“What Keeps You Awake At Night?” is a Christmas campaign created for Depaul, a charity dedicated to helping homeless people with emergency, mid-term and long-term accommodation in Ireland. The concept of this campaign came over an individual brainstorming session and research for inspirational campaigns. After coming up with the concept of what keeps people awake at night, I’ve researched and found out that homeless people are the most likely part of the population to develop insomnia. The whole campaign was created, filmed and edited by myself for my Professional Digital Video class in TU - Dublin, Blanchardstown Campus.

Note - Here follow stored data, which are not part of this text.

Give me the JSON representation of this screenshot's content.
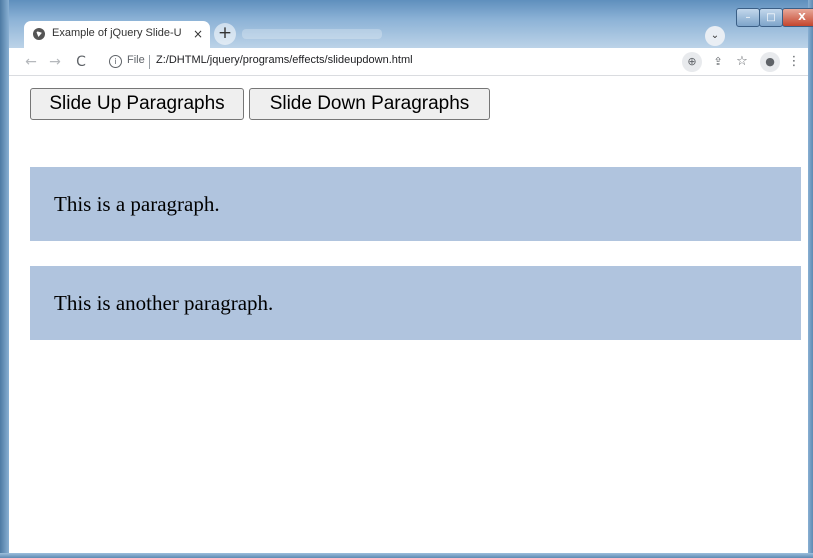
{
  "browser": {
    "tab_title": "Example of jQuery Slide-Up and",
    "tab_close": "×",
    "new_tab": "+",
    "tab_search": "⌄",
    "window_buttons": {
      "minimize": "–",
      "maximize": "□",
      "close": "X"
    },
    "nav": {
      "back": "←",
      "forward": "→",
      "reload": "C"
    },
    "address": {
      "info": "i",
      "scheme_label": "File",
      "url": "Z:/DHTML/jquery/programs/effects/slideupdown.html"
    },
    "toolbar_icons": {
      "zoom": "⊕",
      "share": "⇪",
      "star": "☆",
      "profile": "●",
      "menu": "⋮"
    }
  },
  "page": {
    "buttons": {
      "slide_up": "Slide Up Paragraphs",
      "slide_down": "Slide Down Paragraphs"
    },
    "paragraphs": [
      "This is a paragraph.",
      "This is another paragraph."
    ]
  },
  "colors": {
    "paragraph_bg": "#b0c4de",
    "button_bg": "#efefef"
  }
}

The opening eyes (Extreme Close-Up) of this campaign is Natalie. She has two kids, but they live with her sister since she doesn’t have a house and has been over a year in the council house waiting list. Natalie was key for this campaign since the housing crisis is affecting single-parent families deeply and causing mental health issues to everyone involved and separation of members.
The official face of the campaign is Aaron. He’s part of the recent demographic of young people (under the age of 25) increasingly becoming homeless. Depaul has been very helpful to Aaron, so he’s always willing to help them on their campaigns. He’s a rap musician and sings about his past himself, so his official answer to the question “What keeps you awake at night?” were the ghosts of his past.
Depaul chose this Full/Wide shot as the official campaign image as it shows all these aspects in a chaotic city like Dublin, where people see postcards (Christ Church) but fail to notice the people around it.
On the first concept we'd introduce non-homeless people saying what trivial things would keep them awake at night. When tested with a sample of 4 people, the homeless testimonials had much more impact alone than with contrast. Once the rearranged campaign had much more impact due to empathy we’ve decided to stay with it and only let the homeless people’s voice be heard.
The feedback from the public and the charity over social media (over 100 shares on Facebook) during Christmas was fantastic and that’s what I was striving for. This project was heavily based on human interactions and experimentation and it helped me with one thought that I believe every designer should have, which is accepting that the first concept might not be ideal.